Ao longo do tempo, o conhecimento sobre a Tabela FIPE e o entendimento da ficha técnica de um Subaru Impreza 1.5 16V 115cv Mec. 2009 ajudam o proprietário a planejar melhor o seguro. Isso inclui pensar não apenas no preço da apólice, mas nas consequências de um eventual sinistro, como a disponibilidade de peças originais, a rede de assistência, a facilidade de reparo e o tempo de entrega de um veículo substituto, quando pertinente. Esses fatores, somados ao conhecimento técnico do veículo, fortalecem a decisão de proteção adequada, mantendo o uso do carro seguro, previsível e economicamente responsável.
Para quem busca orientação especializada sobre a melhor forma de proteger um Subaru Impreza 1.5 16V 115cv Mec. 2009, a relação com uma corretora de seguros confiável é indispensável. Uma equipe experiente pode explicar como a FIPE e o estado do veículo interagem para compor o pacote de coberturas, quais são as opções de franquia que melhor equilibram custo e proteção, e como ajustar a apólice ao longo dos anos, conforme mudanças no uso, no valor de mercado e na disponibilidade de peças de reposição. A ideia central é ter uma apólice que não apenas cubra perdas, mas que também proporcione tranquilidade para o dia a dia, sem surpresas no bolso em momentos decisivos.
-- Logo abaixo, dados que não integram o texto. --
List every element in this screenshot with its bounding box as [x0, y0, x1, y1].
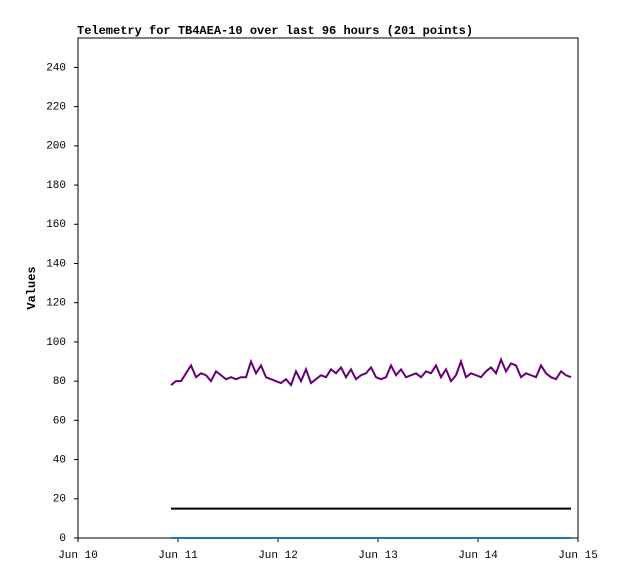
- y-tick-label: 40: [53, 454, 66, 466]
- x-tick-label: Jun 14: [458, 550, 498, 562]
- y-tick-label: 160: [46, 219, 66, 231]
- y-tick-label: 20: [53, 494, 66, 506]
- x-tick-label: Jun 15: [558, 550, 598, 562]
- chart-title: Telemetry for TB4AEA-10 over last 96 hou…: [77, 24, 473, 38]
- y-tick-label: 140: [46, 258, 66, 270]
- x-tick-label: Jun 11: [158, 550, 198, 562]
- x-tick-label: Jun 10: [58, 550, 98, 562]
- y-tick-label: 0: [59, 533, 66, 545]
- y-axis-label: Values: [25, 266, 39, 309]
- y-tick-label: 80: [53, 376, 66, 388]
- y-tick-label: 180: [46, 180, 66, 192]
- series-line: [170, 356, 572, 388]
- x-tick-label: Jun 13: [358, 550, 398, 562]
- y-tick-label: 200: [46, 141, 66, 153]
- y-tick-label: 220: [46, 102, 66, 114]
- y-tick-label: 60: [53, 415, 66, 427]
- y-tick-label: 240: [46, 62, 66, 74]
- y-tick-label: 120: [46, 298, 66, 310]
- x-tick-label: Jun 12: [258, 550, 298, 562]
- y-tick-label: 100: [46, 337, 66, 349]
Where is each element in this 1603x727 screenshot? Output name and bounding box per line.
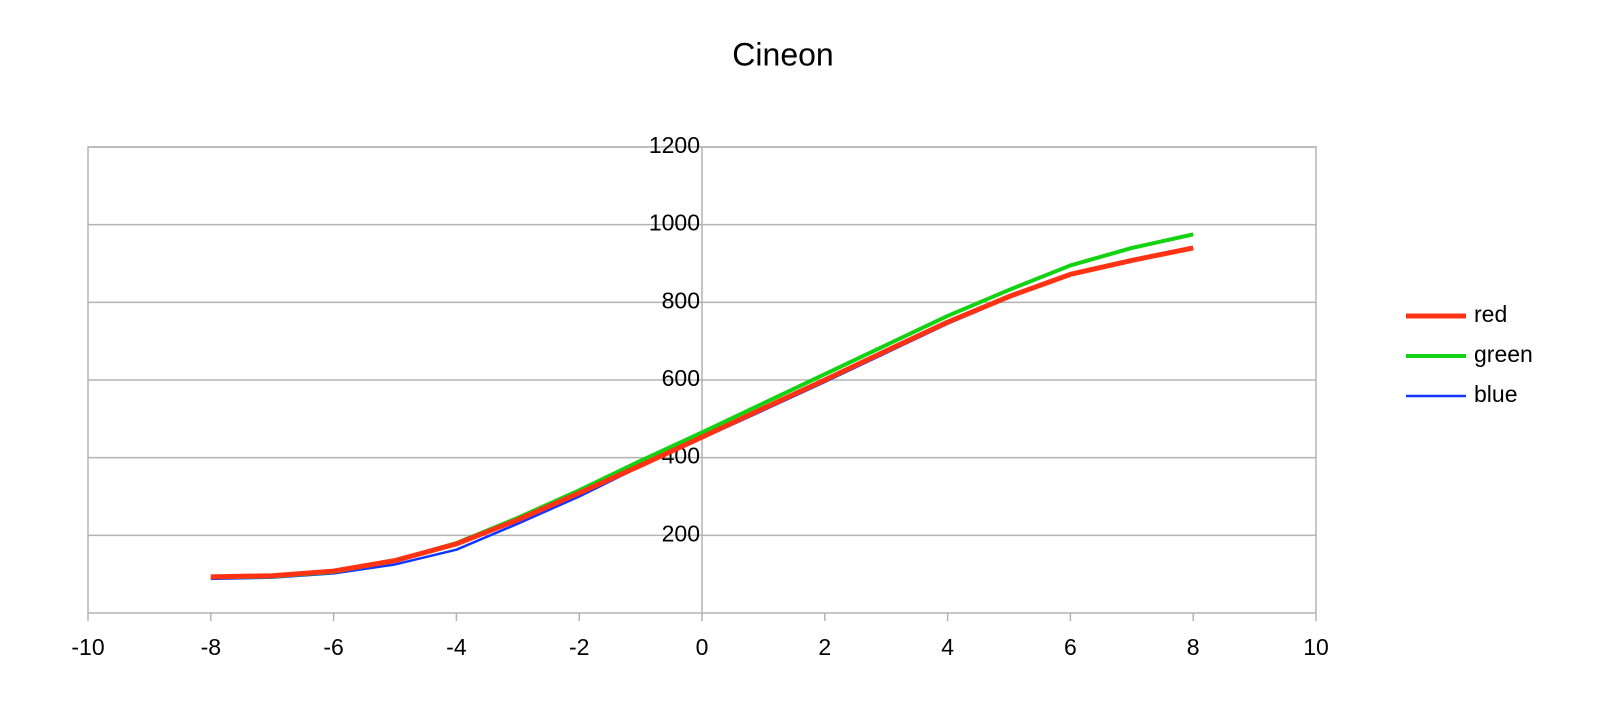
x-tick-label: -6 (323, 634, 343, 660)
y-tick-label: 800 (662, 287, 700, 313)
x-tick-label: 4 (941, 634, 954, 660)
legend-label: green (1474, 341, 1533, 367)
legend-label: red (1474, 301, 1507, 327)
y-tick-label: 200 (662, 520, 700, 546)
y-tick-label: 1000 (649, 210, 700, 236)
x-tick-label: -4 (446, 634, 467, 660)
x-tick-label: 0 (696, 634, 709, 660)
x-tick-label: -2 (569, 634, 589, 660)
x-tick-label: 10 (1303, 634, 1329, 660)
x-tick-label: -8 (201, 634, 221, 660)
series-line (210, 245, 1194, 580)
x-tick-label: 8 (1187, 634, 1200, 660)
chart-title: Cineon (732, 36, 833, 72)
legend-label: blue (1474, 381, 1517, 407)
x-tick-label: 6 (1064, 634, 1077, 660)
y-tick-label: 600 (662, 365, 700, 391)
x-tick-label: 2 (818, 634, 831, 660)
x-tick-label: -10 (71, 634, 104, 660)
y-tick-label: 1200 (649, 132, 700, 158)
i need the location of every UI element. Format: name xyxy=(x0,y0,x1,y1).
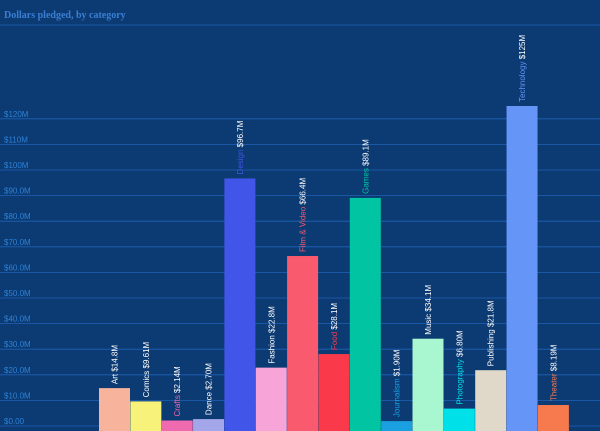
bar-category-label: Film & Video xyxy=(299,205,308,252)
bar-category-label: Design xyxy=(236,147,245,174)
bar-fashion xyxy=(255,367,287,431)
bar-crafts xyxy=(161,420,193,431)
bar-category-label: Comics xyxy=(142,369,151,398)
chart-title: Dollars pledged, by category xyxy=(4,10,126,21)
bar-value-label: $66.4M xyxy=(299,178,308,205)
bar-theater xyxy=(537,405,569,431)
bar-dance xyxy=(193,419,225,431)
bar-category-label: Music xyxy=(424,312,433,335)
bar-music xyxy=(412,338,444,431)
bar-value-label: $6.80M xyxy=(455,330,464,357)
bar-category-label: Technology xyxy=(518,59,527,102)
bar-film-video xyxy=(287,256,319,431)
y-tick-label: $90.0M xyxy=(4,187,31,196)
bar-category-label: Crafts xyxy=(173,393,182,417)
bar-label: Crafts $2.14M xyxy=(173,366,182,417)
bar-value-label: $96.7M xyxy=(236,120,245,147)
bar-value-label: $2.70M xyxy=(205,363,214,390)
bar-label: Fashion $22.8M xyxy=(267,306,276,364)
y-tick-label: $70.0M xyxy=(4,238,31,247)
bar-label: Theater $8.19M xyxy=(549,344,558,401)
y-axis-ticks: $0.00 $10.0M $20.0M $30.0M $40.0M $50.0M $60.0… xyxy=(4,110,31,426)
bar-label: Art $14.8M xyxy=(111,345,120,384)
bar-value-label: $21.8M xyxy=(487,300,496,327)
bar-category-label: Art xyxy=(111,372,120,384)
bar-label: Design $96.7M xyxy=(236,120,245,174)
bar-label: Food $28.1M xyxy=(330,303,339,350)
bar-value-label: $2.14M xyxy=(173,366,182,393)
bar-label: Technology $125M xyxy=(518,35,527,103)
y-tick-label: $20.0M xyxy=(4,366,31,375)
y-tick-label: $30.0M xyxy=(4,340,31,349)
bar-label: Film & Video $66.4M xyxy=(299,178,308,252)
bar-value-label: $28.1M xyxy=(330,303,339,330)
bar-value-label: $34.1M xyxy=(424,285,433,312)
grid-lines xyxy=(0,24,600,427)
bar-design xyxy=(224,178,256,431)
bar-labels: Art $14.8M Comics $9.61M Crafts $2.14M Danc… xyxy=(111,35,559,418)
bar-label: Games $89.1M xyxy=(361,139,370,194)
bar-food xyxy=(318,354,350,431)
bar-category-label: Games xyxy=(361,166,370,194)
bar-value-label: $22.8M xyxy=(267,306,276,333)
bar-value-label: $9.61M xyxy=(142,341,151,368)
bar-category-label: Dance xyxy=(205,390,214,415)
bar-value-label: $14.8M xyxy=(111,345,120,372)
bar-label: Music $34.1M xyxy=(424,285,433,335)
bar-label: Publishing $21.8M xyxy=(487,300,496,366)
bar-games xyxy=(349,197,381,431)
bar-art xyxy=(99,388,130,431)
bar-category-label: Photography xyxy=(455,357,464,405)
bar-label: Journalism $1.90M xyxy=(393,349,402,417)
bars xyxy=(99,106,569,431)
bar-label: Comics $9.61M xyxy=(142,341,151,397)
bar-value-label: $89.1M xyxy=(361,139,370,166)
y-tick-label: $100M xyxy=(4,161,29,170)
bar-publishing xyxy=(475,370,507,431)
bar-category-label: Food xyxy=(330,330,339,350)
y-tick-label: $60.0M xyxy=(4,263,31,272)
bar-label: Photography $6.80M xyxy=(455,330,464,405)
y-tick-label: $110M xyxy=(4,135,28,144)
bar-category-label: Theater xyxy=(549,371,558,401)
bar-photography xyxy=(443,408,475,431)
bar-technology xyxy=(506,106,538,431)
y-tick-label: $40.0M xyxy=(4,315,31,324)
y-tick-label: $120M xyxy=(4,110,29,119)
bar-category-label: Publishing xyxy=(487,327,496,366)
bar-value-label: $125M xyxy=(518,35,527,60)
bar-category-label: Fashion xyxy=(267,333,276,364)
bar-value-label: $1.90M xyxy=(393,349,402,376)
bar-label: Dance $2.70M xyxy=(205,363,214,415)
y-tick-label: $10.0M xyxy=(4,391,31,400)
bar-comics xyxy=(130,401,162,431)
bar-category-label: Journalism xyxy=(393,376,402,417)
bar-journalism xyxy=(381,421,413,431)
y-tick-label: $0.00 xyxy=(4,417,25,426)
bar-value-label: $8.19M xyxy=(549,344,558,371)
y-tick-label: $50.0M xyxy=(4,289,31,298)
y-tick-label: $80.0M xyxy=(4,212,31,221)
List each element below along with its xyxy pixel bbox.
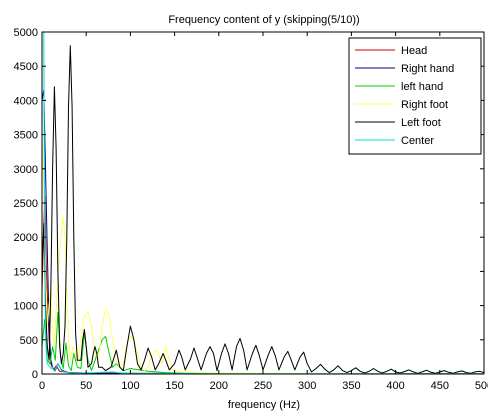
y-tick-label: 3500 <box>14 130 38 142</box>
x-tick-label: 200 <box>210 380 228 392</box>
chart-title: Frequency content of y (skipping(5/10)) <box>168 14 359 26</box>
x-tick-label: 150 <box>165 380 183 392</box>
y-tick-label: 4500 <box>14 61 38 73</box>
series-line-center <box>42 31 484 375</box>
x-axis-label: frequency (Hz) <box>228 399 300 411</box>
y-tick-label: 0 <box>32 369 38 381</box>
x-tick-label: 450 <box>431 380 449 392</box>
legend-items: Head Right hand left hand Right foot Left fo… <box>355 45 454 147</box>
x-axis: 0 50 100 150 200 250 300 350 400 450 500 <box>39 32 488 392</box>
x-tick-label: 250 <box>254 380 272 392</box>
legend: Head Right hand left hand Right foot Left fo… <box>348 37 482 155</box>
x-tick-label: 350 <box>342 380 360 392</box>
x-tick-label: 300 <box>298 380 316 392</box>
x-tick-label: 50 <box>80 380 92 392</box>
y-tick-label: 5000 <box>14 27 38 39</box>
y-tick-label: 3000 <box>14 164 38 176</box>
x-tick-label: 400 <box>386 380 404 392</box>
x-tick-label: 500 <box>475 380 488 392</box>
x-tick-label: 0 <box>39 380 45 392</box>
y-tick-label: 1000 <box>14 301 38 313</box>
x-tick-label: 100 <box>121 380 139 392</box>
y-tick-label: 2500 <box>14 198 38 210</box>
y-tick-label: 500 <box>20 335 38 347</box>
y-tick-label: 2000 <box>14 232 38 244</box>
series-line-left-foot <box>41 45 485 374</box>
legend-label: Right foot <box>401 99 448 111</box>
legend-label: Head <box>401 45 427 57</box>
y-tick-label: 1500 <box>14 266 38 278</box>
legend-label: Right hand <box>401 63 454 75</box>
legend-label: Left foot <box>401 117 441 129</box>
legend-box <box>348 37 482 155</box>
legend-label: left hand <box>401 81 443 93</box>
y-axis: 0 500 1000 1500 2000 2500 3000 3500 4000 4500 5000 <box>14 27 484 381</box>
series-layer <box>41 31 485 375</box>
legend-label: Center <box>401 135 434 147</box>
y-tick-label: 4000 <box>14 95 38 107</box>
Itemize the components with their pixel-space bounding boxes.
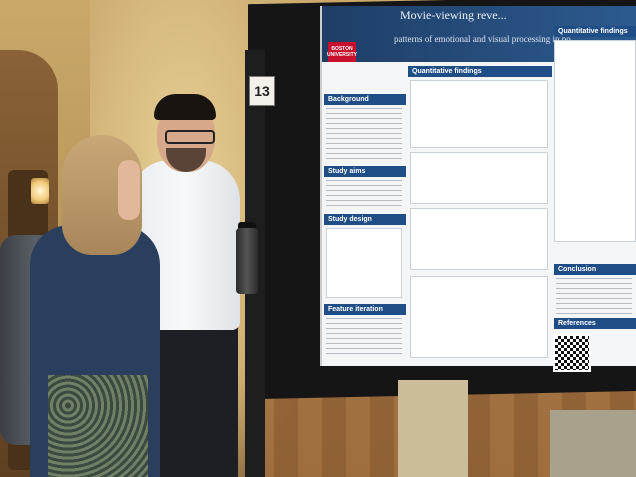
board-number-tag: 13: [249, 76, 275, 106]
research-poster: Movie-viewing reve... patterns of emotio…: [320, 6, 636, 366]
section-feature-iteration: Feature iteration: [324, 304, 406, 315]
qr-code: [553, 334, 591, 372]
findings-plot-4: [410, 276, 548, 358]
bystander-legs: [398, 380, 468, 477]
poster-subtitle: patterns of emotional and visual process…: [394, 34, 578, 44]
section-study-aims: Study aims: [324, 166, 406, 177]
section-background: Background: [324, 94, 406, 105]
bystander-partial: [550, 410, 636, 477]
feature-iteration-text: [326, 318, 402, 358]
man-trousers: [148, 322, 238, 477]
findings-plot-5: [554, 40, 636, 242]
woman-floral-skirt: [48, 375, 148, 477]
water-bottle: [236, 228, 258, 294]
findings-plot-2: [410, 152, 548, 204]
man-hair: [154, 94, 216, 120]
findings-plot-1: [410, 80, 548, 148]
section-quantitative-findings-2: Quantitative findings: [554, 26, 636, 37]
glasses: [165, 130, 215, 144]
wall-lamp: [31, 178, 49, 204]
university-logo: BOSTON UNIVERSITY: [327, 42, 357, 62]
study-design-figure: [326, 228, 402, 298]
section-conclusion: Conclusion: [554, 264, 636, 275]
study-aims-text: [326, 180, 402, 210]
background-text: [326, 108, 402, 160]
section-study-design: Study design: [324, 214, 406, 225]
section-quantitative-findings: Quantitative findings: [408, 66, 552, 77]
conclusion-text: [556, 278, 632, 314]
section-references: References: [554, 318, 636, 329]
poster-title: Movie-viewing reve...: [400, 8, 507, 22]
findings-plot-3: [410, 208, 548, 270]
woman-cheek: [118, 160, 140, 220]
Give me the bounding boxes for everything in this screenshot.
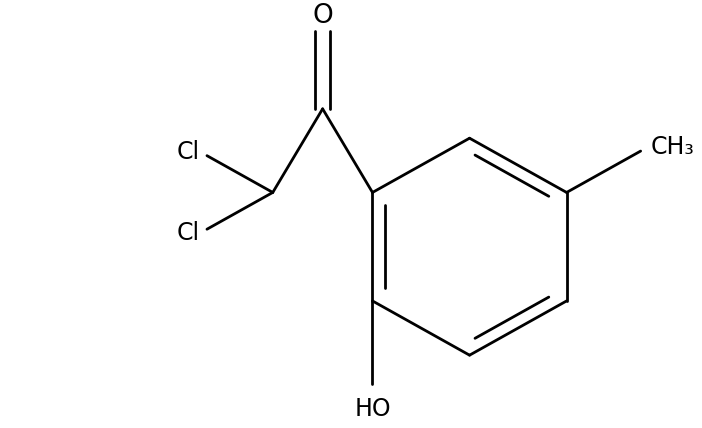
Text: Cl: Cl [176,221,199,245]
Text: Cl: Cl [176,140,199,164]
Text: O: O [312,3,333,29]
Text: HO: HO [355,397,391,421]
Text: CH₃: CH₃ [650,135,694,159]
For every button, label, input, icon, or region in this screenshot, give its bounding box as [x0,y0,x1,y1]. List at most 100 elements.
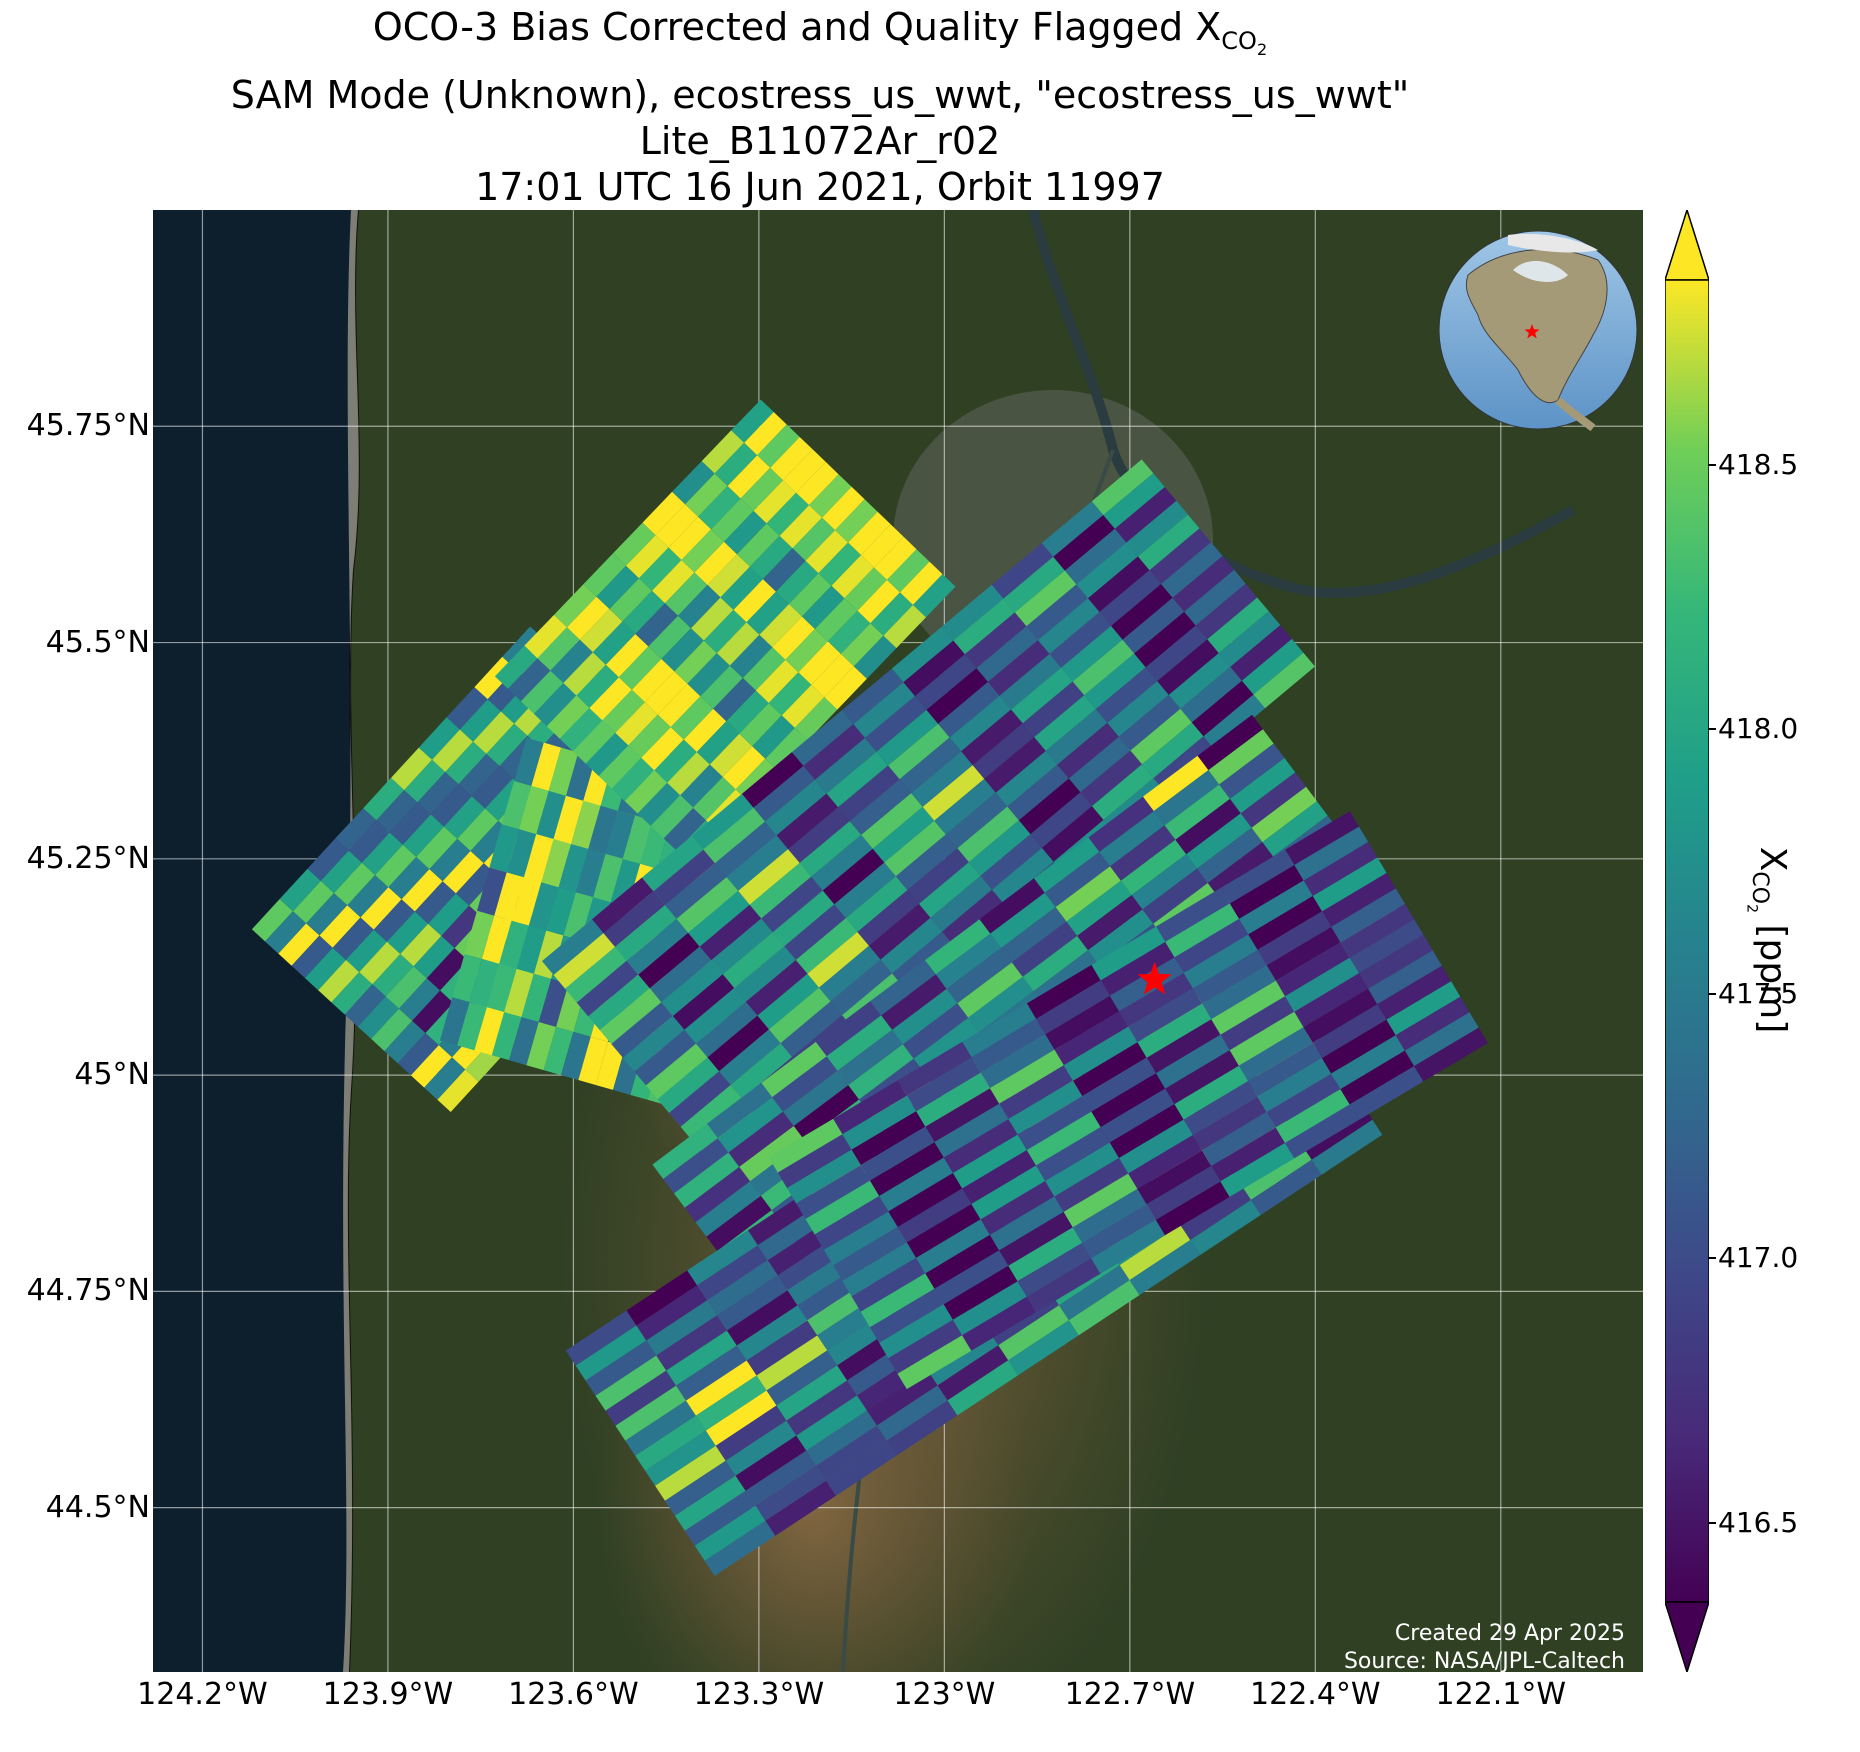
globe-arctic-ice [1508,233,1598,253]
xco2-pixel [654,739,697,783]
xco2-pixel [674,1475,746,1531]
xco2-pixel [1064,528,1127,585]
xco2-pixel [653,849,716,906]
xco2-pixel [822,848,885,905]
xco2-pixel [1055,866,1121,922]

Em termos práticos, manter o veículo com manutenções em dia, conservar os itens de segurança em bom estado e documentar as intervenções de serviço ajudam a sustentar um perfil de risco mais baixo. Isso pode se traduzir em condições de seguro mais estáveis, com possibilidades de escolher coberturas que realmente agregam valor ao perfil do condutor e do carro. O Subaru Impreza, com sua identificação de marca ligada a performance e confiabilidade, pode se beneficiar de planos de seguro que reconheçam esse histórico, valorizando o cuidado com o veículo, a higiene da documentação e a previsibilidade de uso.
Quando o assunto é leitura de mercado, lembrar que a FIPE não é o único determinante para o custo do seguro é essencial. O preço da apólice também é influenciado por fatores como faixa etária do condutor, histórico de sinistros, local de circulação, uso do veículo (urbano, rodovias, viagens), perfil de condução e a presença de dispositivos de segurança. Por isso, a combinação de uma boa ficha técnica, uma avaliação fiel do estado do veículo e uma consultoria especializada pode fazer a diferença entre uma apólice enxuta, bem ajustada, e uma cobertura excessiva ou inadequada para a realidade do dia a dia.
Se desejar, a equipe da GT Seguros pode auxiliar com uma leitura personalizada do seu caso. Para uma orientação sob medida, considere fazer uma cotação com a GT Seguros.